Twiggy’s face crumpled into a deeper frown. “The Crystal Druid is strong.”

“Yep.”

“Will you be alone?”

“Nope, I’ll be with a team.” I grinned. “Are you worried about me, Twiggy?”

He scrunched his small nose and muttered something too quiet for me to hear.

Laughing, I patted his twig hair. “I should be back by morning. Hold the fort while I’m gone, okay?”

He mumbled something else and glanced at the TV, where Arnie was now shooting holes in a skyscraper with a fighter jet. What’d happened to the helicopter? And why did he have a fighter jet in the middle of a city?

Leaving him to his movie, I trotted up the stairs and locked the door behind me.
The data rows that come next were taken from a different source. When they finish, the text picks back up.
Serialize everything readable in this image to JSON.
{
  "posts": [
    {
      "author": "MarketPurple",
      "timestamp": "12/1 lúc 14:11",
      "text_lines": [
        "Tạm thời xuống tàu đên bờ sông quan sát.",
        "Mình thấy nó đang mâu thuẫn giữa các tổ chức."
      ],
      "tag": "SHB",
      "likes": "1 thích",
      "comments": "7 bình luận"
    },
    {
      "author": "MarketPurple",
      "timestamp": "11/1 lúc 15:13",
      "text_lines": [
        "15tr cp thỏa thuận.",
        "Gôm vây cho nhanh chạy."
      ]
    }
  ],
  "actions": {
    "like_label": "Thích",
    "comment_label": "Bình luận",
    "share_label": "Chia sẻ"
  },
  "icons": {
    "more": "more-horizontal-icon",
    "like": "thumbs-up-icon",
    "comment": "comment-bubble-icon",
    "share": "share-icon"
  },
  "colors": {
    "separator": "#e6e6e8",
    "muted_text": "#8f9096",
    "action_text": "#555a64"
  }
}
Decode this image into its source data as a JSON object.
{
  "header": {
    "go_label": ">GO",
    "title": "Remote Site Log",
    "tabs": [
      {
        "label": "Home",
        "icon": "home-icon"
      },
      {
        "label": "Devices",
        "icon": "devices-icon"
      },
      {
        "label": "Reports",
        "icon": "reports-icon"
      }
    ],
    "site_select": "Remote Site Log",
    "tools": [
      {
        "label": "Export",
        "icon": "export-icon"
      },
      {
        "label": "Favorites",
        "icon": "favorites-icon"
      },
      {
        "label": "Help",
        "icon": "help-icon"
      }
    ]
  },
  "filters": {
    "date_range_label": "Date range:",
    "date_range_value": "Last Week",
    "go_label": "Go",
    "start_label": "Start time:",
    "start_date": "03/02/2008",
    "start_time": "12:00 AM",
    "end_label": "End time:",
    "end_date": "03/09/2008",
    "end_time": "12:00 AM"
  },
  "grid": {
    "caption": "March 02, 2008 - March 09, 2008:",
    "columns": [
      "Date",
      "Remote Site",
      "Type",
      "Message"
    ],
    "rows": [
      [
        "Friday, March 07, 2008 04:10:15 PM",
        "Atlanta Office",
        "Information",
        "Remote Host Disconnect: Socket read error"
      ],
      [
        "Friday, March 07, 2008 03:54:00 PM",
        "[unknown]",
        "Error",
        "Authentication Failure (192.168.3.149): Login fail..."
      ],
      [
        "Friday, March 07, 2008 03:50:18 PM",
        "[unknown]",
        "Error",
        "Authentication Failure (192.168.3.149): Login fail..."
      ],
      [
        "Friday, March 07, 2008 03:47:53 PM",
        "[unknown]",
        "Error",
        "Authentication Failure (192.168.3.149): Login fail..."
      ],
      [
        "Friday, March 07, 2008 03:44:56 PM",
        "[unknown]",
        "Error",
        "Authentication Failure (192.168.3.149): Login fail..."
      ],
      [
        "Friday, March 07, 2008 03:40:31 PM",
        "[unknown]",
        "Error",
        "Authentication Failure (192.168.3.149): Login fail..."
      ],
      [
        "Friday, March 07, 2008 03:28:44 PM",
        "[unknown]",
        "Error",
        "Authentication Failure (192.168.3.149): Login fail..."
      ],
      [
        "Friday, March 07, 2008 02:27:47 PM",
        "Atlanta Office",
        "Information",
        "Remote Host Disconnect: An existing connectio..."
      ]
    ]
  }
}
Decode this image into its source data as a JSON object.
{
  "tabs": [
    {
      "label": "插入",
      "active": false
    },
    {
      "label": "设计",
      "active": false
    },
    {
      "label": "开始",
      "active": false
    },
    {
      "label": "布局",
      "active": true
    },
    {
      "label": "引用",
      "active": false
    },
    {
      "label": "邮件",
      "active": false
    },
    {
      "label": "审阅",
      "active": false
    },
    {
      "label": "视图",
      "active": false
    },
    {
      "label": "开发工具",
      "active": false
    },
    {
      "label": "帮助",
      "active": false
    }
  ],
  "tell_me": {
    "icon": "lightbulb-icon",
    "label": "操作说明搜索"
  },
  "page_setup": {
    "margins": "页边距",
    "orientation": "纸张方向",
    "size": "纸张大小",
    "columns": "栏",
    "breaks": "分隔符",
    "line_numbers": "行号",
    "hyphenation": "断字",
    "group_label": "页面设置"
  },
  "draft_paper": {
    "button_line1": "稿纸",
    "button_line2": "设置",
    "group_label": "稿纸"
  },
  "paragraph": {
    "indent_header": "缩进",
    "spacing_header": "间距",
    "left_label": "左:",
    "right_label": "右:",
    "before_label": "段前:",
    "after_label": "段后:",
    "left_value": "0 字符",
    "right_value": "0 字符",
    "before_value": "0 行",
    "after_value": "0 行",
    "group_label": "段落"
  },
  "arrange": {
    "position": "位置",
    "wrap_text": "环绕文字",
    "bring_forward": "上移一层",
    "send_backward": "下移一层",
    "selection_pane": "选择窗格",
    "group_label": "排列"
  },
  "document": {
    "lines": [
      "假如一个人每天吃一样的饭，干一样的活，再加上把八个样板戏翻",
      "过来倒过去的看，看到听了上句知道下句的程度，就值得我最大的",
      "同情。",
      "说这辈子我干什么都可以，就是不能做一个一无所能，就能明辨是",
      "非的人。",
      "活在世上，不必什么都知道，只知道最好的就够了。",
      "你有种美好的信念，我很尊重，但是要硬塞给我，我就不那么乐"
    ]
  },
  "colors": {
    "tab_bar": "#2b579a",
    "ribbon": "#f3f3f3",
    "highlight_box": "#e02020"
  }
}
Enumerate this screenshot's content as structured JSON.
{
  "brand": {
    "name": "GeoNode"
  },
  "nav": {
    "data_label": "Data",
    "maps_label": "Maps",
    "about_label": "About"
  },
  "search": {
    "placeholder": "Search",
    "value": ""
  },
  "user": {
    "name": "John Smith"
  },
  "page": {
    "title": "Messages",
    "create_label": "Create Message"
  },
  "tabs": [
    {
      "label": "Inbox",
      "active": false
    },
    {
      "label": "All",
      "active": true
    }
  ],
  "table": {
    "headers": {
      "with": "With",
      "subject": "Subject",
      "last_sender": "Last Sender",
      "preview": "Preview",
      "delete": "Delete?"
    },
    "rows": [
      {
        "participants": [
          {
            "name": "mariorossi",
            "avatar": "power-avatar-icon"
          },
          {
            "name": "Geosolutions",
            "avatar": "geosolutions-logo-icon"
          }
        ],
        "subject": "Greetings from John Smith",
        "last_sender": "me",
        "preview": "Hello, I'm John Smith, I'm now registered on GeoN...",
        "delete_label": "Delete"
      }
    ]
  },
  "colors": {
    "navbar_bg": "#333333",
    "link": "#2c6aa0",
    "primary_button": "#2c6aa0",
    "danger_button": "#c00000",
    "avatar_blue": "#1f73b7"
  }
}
Why hadn’t I started Twiggy on action flicks sooner? They were so far removed from real life that the impressionable faery hadn’t found any human behaviors to mimic. Maybe I’d introduce him to Westerns next.

Aaron’s SUV, on loan for the mission, was parked in front of my place, and my nerves increased exponentially as I hopped into the driver’s seat. The engine rumbled to life, and I pushed the speed limit as I drove to the guild. I wasn’t late, but my sense of urgency was growing.

I pulled up next to the guild’s door. A black Mercedes idled in front of me, a cloud of exhaust hovering around it in the cold January air.

My heart raced as I walked into the guild. The pub’s tables and chairs had been pushed up against the walls, and in the center of the room, more Crow and Hammer mythics in combat gear than I’d ever seen before milled together, casual but purposeful.

At one end of the room, Aaron and Tabitha waited with their teams of five. They were the ambushers; they, along with two Odin’s Eye teams, would lie in wait for the rogues. Nearby, Kai spoke quietly with Makiko, while eight Japanese men with unreadable faces and all-black clothing stood silently beside them. Their stealth-focused team would flush the rogues out of their building and into Aaron’s and Tabitha’s waiting warriors.

The final and scariest of our main combat teams was composed of three mythics: Darius, Alistair, and Girard. Their one and only goal was Varvara—finding her, fighting her, and taking her down—but they wouldn’t be challenging her alone. They’d be joining forces with the Odin’s Eye guild’s best team.

Before that could happen, a certain pair had an even more important job.